Who wants this game?

  • I’d argue that there are three categories of players who want this game
    • Obviously, there’s a category of people for whom the novelty alone of ‘this is a game about navigating this mishmosh of feelings and creating a shared narrative with another player’ is just mashing all the shiny buttons in your brain and yes, you should drop your ten bucks to look at the pdf and go ‘ooo, interesting’ and maybe find another person like you to play it.
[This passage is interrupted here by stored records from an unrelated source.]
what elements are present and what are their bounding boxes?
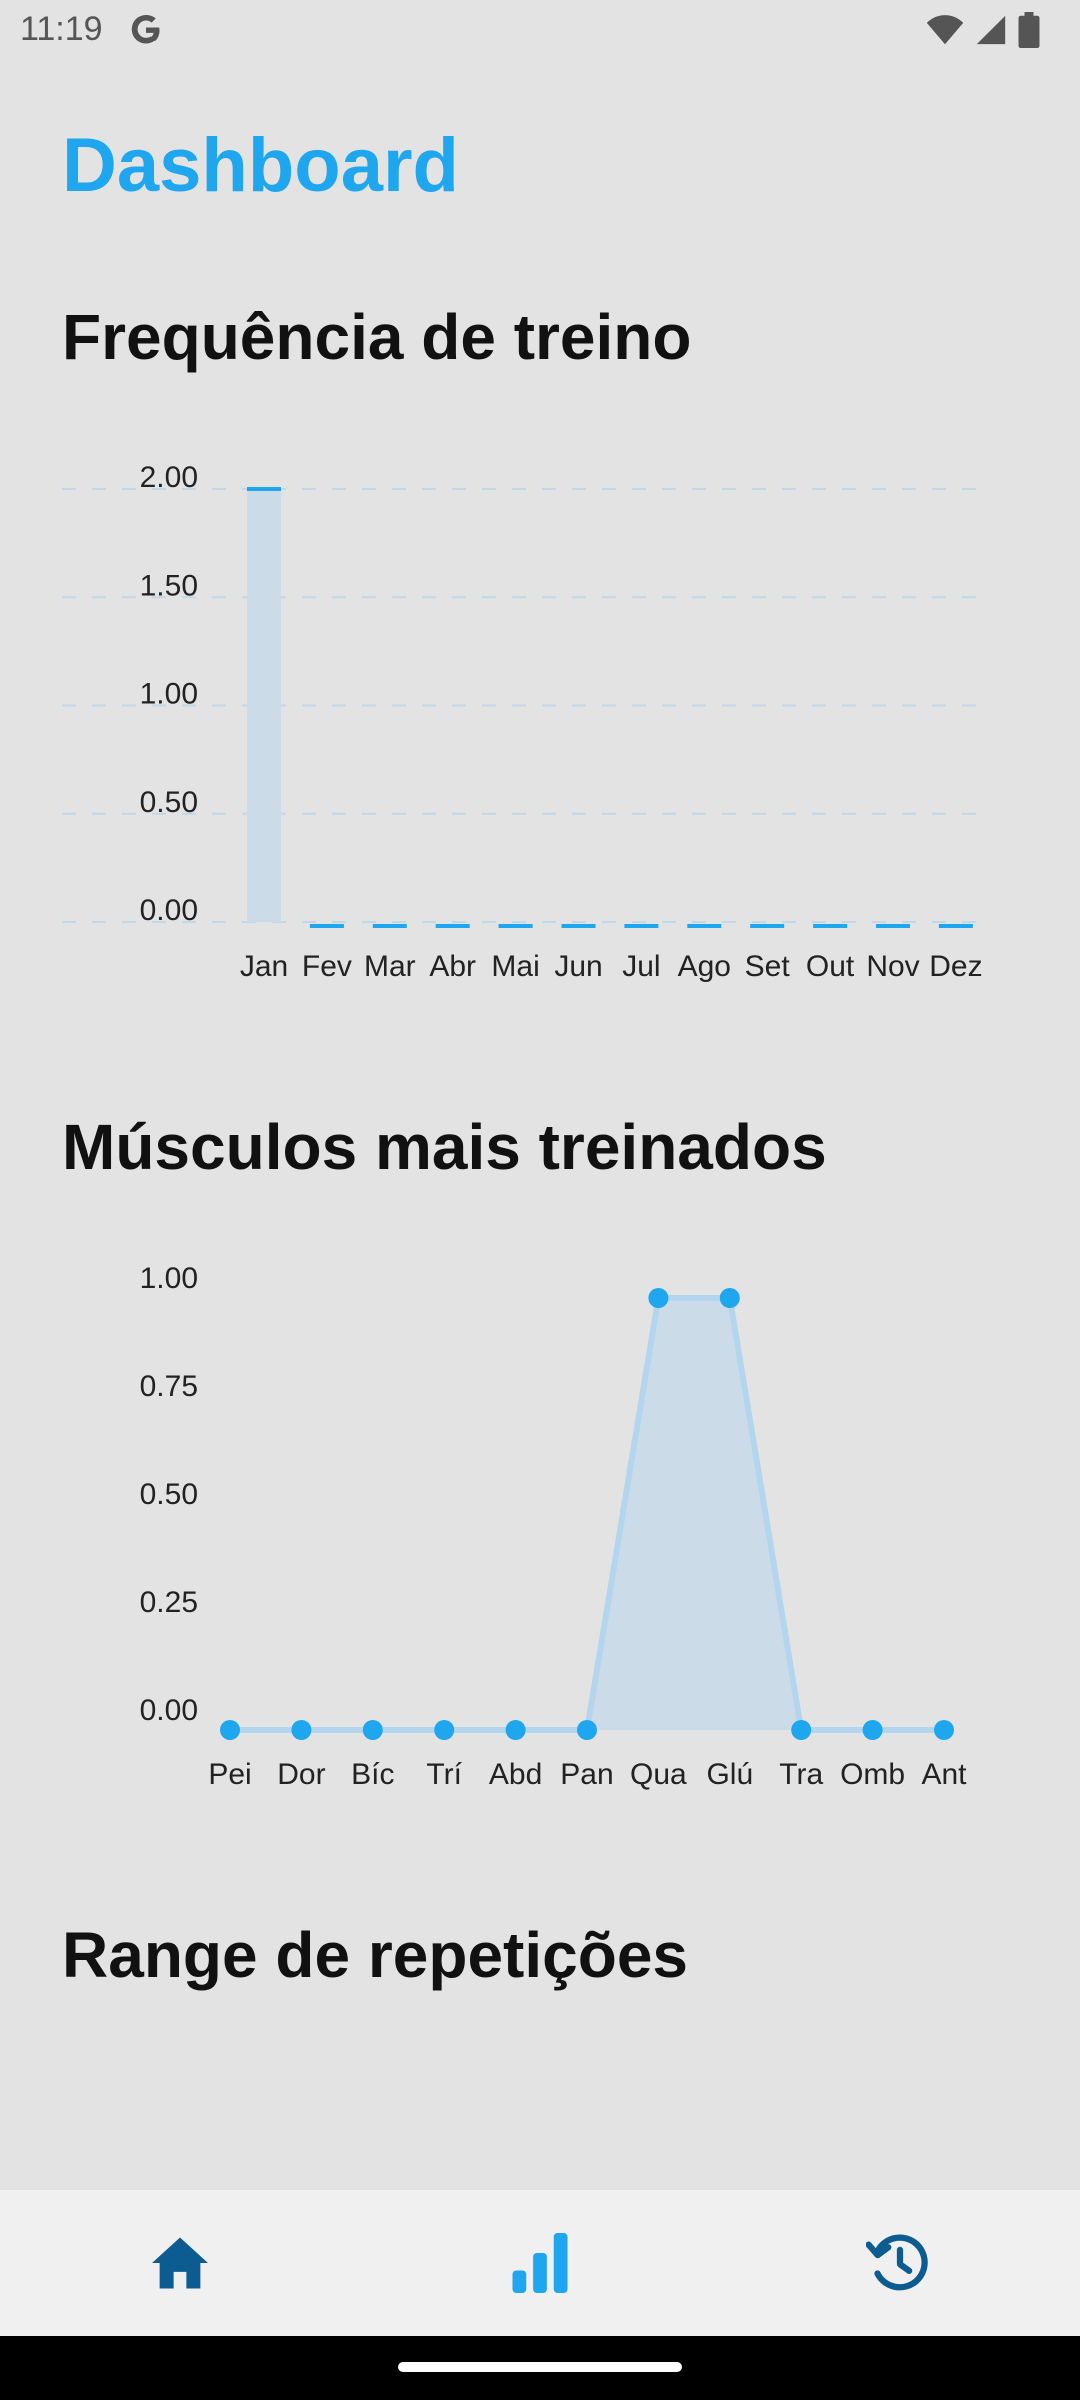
data-point <box>934 1720 954 1740</box>
data-point <box>291 1720 312 1740</box>
x-tick-label: Glú <box>706 1758 753 1791</box>
bottom-navigation <box>0 2190 1080 2336</box>
y-tick-label: 0.50 <box>140 786 198 819</box>
x-tick-label: Out <box>806 950 855 983</box>
data-point <box>434 1720 455 1740</box>
wifi-icon <box>926 15 964 45</box>
data-point <box>577 1720 597 1740</box>
page-title: Dashboard <box>62 123 459 208</box>
x-tick-label: Dor <box>277 1758 325 1791</box>
x-tick-label: Qua <box>630 1758 687 1791</box>
y-tick-label: 1.50 <box>140 569 198 602</box>
data-point <box>648 1288 669 1308</box>
status-bar: 11:19 <box>0 0 1080 64</box>
x-tick-label: Ant <box>921 1758 967 1791</box>
data-point <box>220 1720 240 1740</box>
battery-icon <box>1018 12 1040 48</box>
x-tick-label: Tra <box>779 1758 823 1791</box>
x-tick-label: Fev <box>302 950 352 983</box>
status-icons <box>926 12 1040 48</box>
bar <box>247 489 281 922</box>
y-tick-label: 0.75 <box>140 1370 198 1403</box>
area-fill <box>230 1298 944 1730</box>
bar-chart-icon <box>512 2233 568 2293</box>
y-tick-label: 1.00 <box>140 1262 198 1295</box>
data-point <box>791 1720 812 1740</box>
gesture-navigation-area <box>0 2336 1080 2400</box>
x-tick-label: Ago <box>678 950 731 983</box>
x-tick-label: Abd <box>489 1758 542 1791</box>
status-time: 11:19 <box>20 10 103 48</box>
y-tick-label: 2.00 <box>140 461 198 494</box>
nav-home-button[interactable] <box>120 2203 240 2323</box>
x-tick-label: Pei <box>208 1758 251 1791</box>
signal-icon <box>976 15 1006 45</box>
y-tick-label: 0.25 <box>140 1586 198 1619</box>
nav-history-button[interactable] <box>840 2203 960 2323</box>
data-point <box>362 1720 383 1740</box>
y-tick-label: 1.00 <box>140 678 198 711</box>
muscles-section-title: Músculos mais treinados <box>62 1111 827 1183</box>
x-tick-label: Trí <box>426 1758 462 1791</box>
x-tick-label: Set <box>745 950 791 983</box>
home-icon <box>152 2237 208 2289</box>
x-tick-label: Jun <box>554 950 602 983</box>
x-tick-label: Mar <box>364 950 416 983</box>
y-tick-label: 0.00 <box>140 1694 198 1727</box>
history-icon <box>866 2234 928 2291</box>
frequency-chart: 0.00 0.50 1.00 1.50 2.00 Jan Fev Mar Abr Mai Jun Ju… <box>0 440 1080 1000</box>
nav-dashboard-button[interactable] <box>480 2203 600 2323</box>
reps-section-title: Range de repetições <box>62 1919 688 1991</box>
x-tick-label: Nov <box>866 950 919 983</box>
series-line <box>230 1295 944 1733</box>
data-point <box>862 1720 883 1740</box>
data-point <box>505 1720 526 1740</box>
x-tick-label: Bíc <box>351 1758 394 1791</box>
x-tick-label: Jan <box>240 950 288 983</box>
y-tick-label: 0.00 <box>140 894 198 927</box>
x-tick-label: Mai <box>491 950 539 983</box>
x-tick-label: Dez <box>929 950 982 983</box>
google-g-icon <box>131 15 160 44</box>
x-tick-label: Omb <box>840 1758 905 1791</box>
muscles-chart: 0.00 0.25 0.50 0.75 1.00 Pei Dor Bíc Trí Abd Pan Qu… <box>0 1250 1080 1810</box>
x-tick-label: Pan <box>560 1758 613 1791</box>
frequency-section-title: Frequência de treino <box>62 301 692 373</box>
x-tick-label: Abr <box>429 950 476 983</box>
y-tick-label: 0.50 <box>140 1478 198 1511</box>
gesture-bar[interactable] <box>398 2362 682 2372</box>
x-tick-label: Jul <box>622 950 660 983</box>
data-point <box>719 1288 740 1308</box>
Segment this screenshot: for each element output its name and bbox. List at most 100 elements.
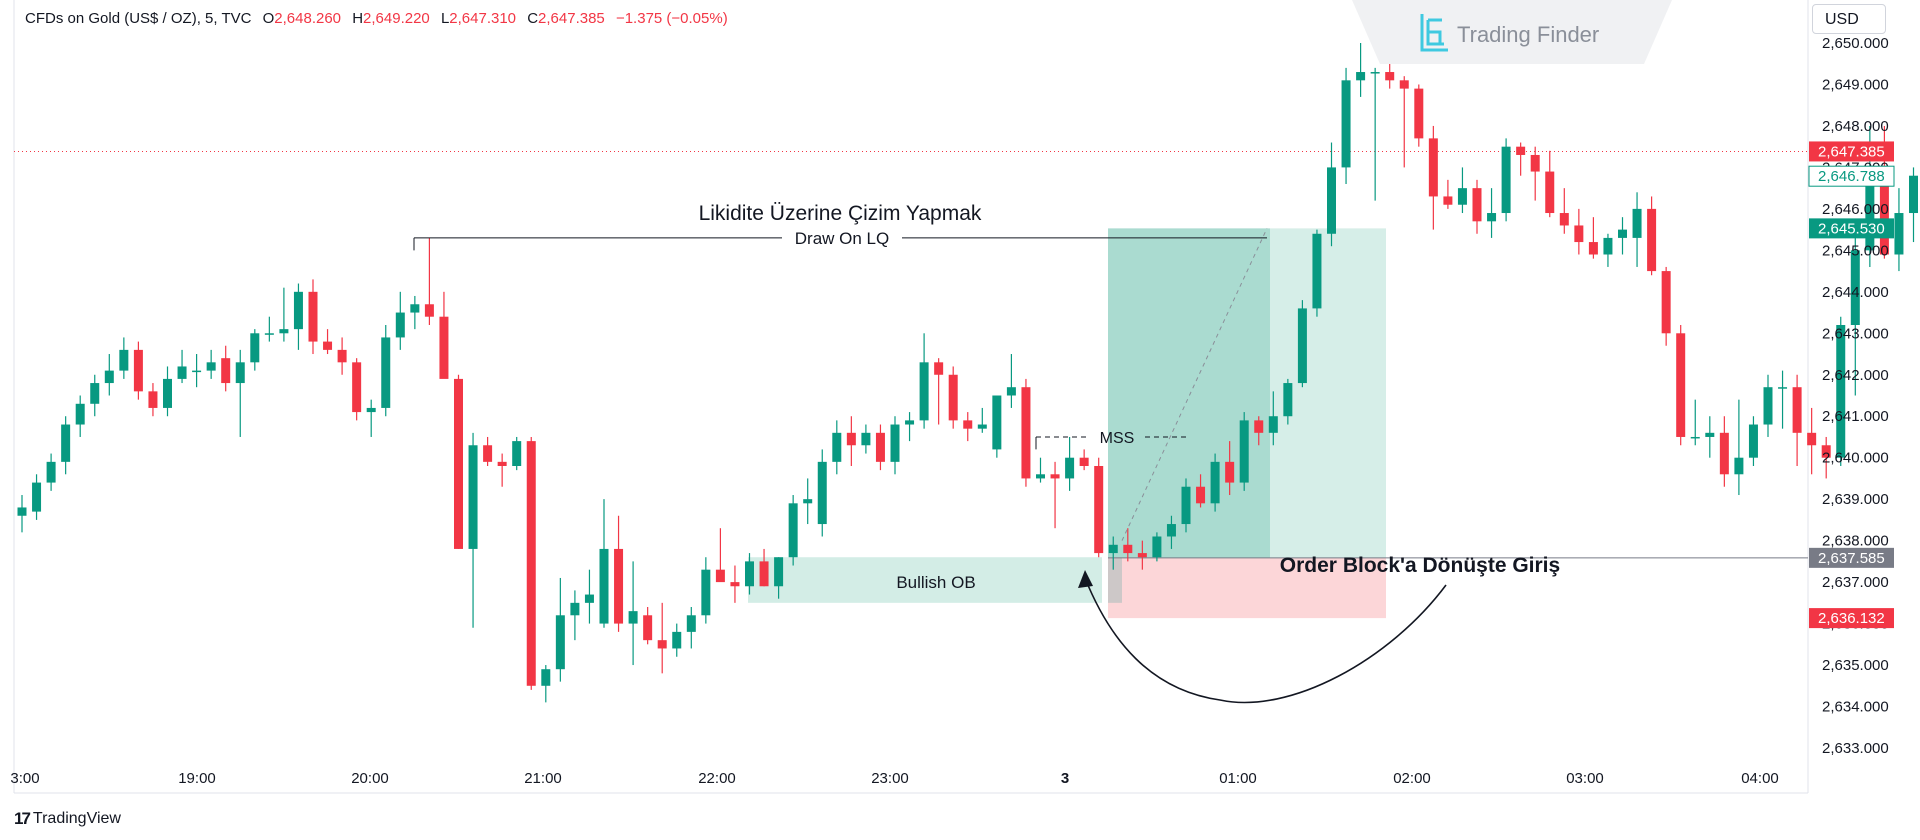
candle-body bbox=[1210, 461, 1220, 504]
candle-body bbox=[570, 602, 580, 616]
candle-body bbox=[1618, 229, 1627, 238]
x-tick-label: 3:00 bbox=[10, 770, 39, 787]
candle-body bbox=[483, 445, 493, 462]
candle-body bbox=[264, 333, 274, 335]
candle-body bbox=[75, 403, 85, 425]
chart-legend-header: CFDs on Gold (US$ / OZ), 5, TVC O2,648.2… bbox=[25, 10, 728, 27]
candle-body bbox=[512, 441, 522, 466]
candle-body bbox=[1356, 72, 1366, 81]
candle-body bbox=[468, 445, 478, 549]
candle-body bbox=[1734, 457, 1744, 475]
candle-body bbox=[919, 362, 929, 421]
stop-zone bbox=[1108, 557, 1386, 619]
candle-body bbox=[1559, 213, 1569, 226]
candle-body bbox=[948, 374, 958, 421]
candle-body bbox=[1370, 72, 1380, 74]
y-tick-label: 2,635.000 bbox=[1822, 657, 1889, 674]
candle-body bbox=[905, 420, 915, 425]
candle-body bbox=[1661, 271, 1671, 334]
candle-body bbox=[221, 358, 231, 384]
candle-body bbox=[119, 349, 129, 371]
candle-body bbox=[1588, 242, 1598, 255]
candle-body bbox=[454, 378, 463, 549]
candle-body bbox=[104, 370, 114, 384]
candle-body bbox=[1545, 171, 1555, 214]
candle-body bbox=[497, 461, 507, 466]
candle-body bbox=[890, 424, 900, 462]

    • There’s also people for whom this kind of play presents something that they can see as therapeutic but which they can’t handle being real. We play games to create fictions we can engage with, to give us a handle on reality: Picking up the Pieces is a game where you can deal with this kind of story because it’s not about you and it’s not about them and you can learn how a person might react in these situations. I’m not saying you should play games with your friends as therapy but I am saying that if games are the best way for you to approach something difficult to you, that’s a meaningful thing to seek out, as long as everyone involved is informed.
    • And finally, I think this game is a really useful toolkit for implementation in other games that lack this kind of system. In other games, whether you’re stabbing draculas or posting bad tweets, they may not have a system for this, and it may be something you want to do as part of the game’s fiction. It can be implemented as a module, where you and another player or the DM do a side story that other players don’t have to be there for while you grapple with a much more intense mechanical system, without it just being a heads-butting negotiation that gets too real. 

This was extremely difficult to make because the game doesn’t give a lot of visual material to work with.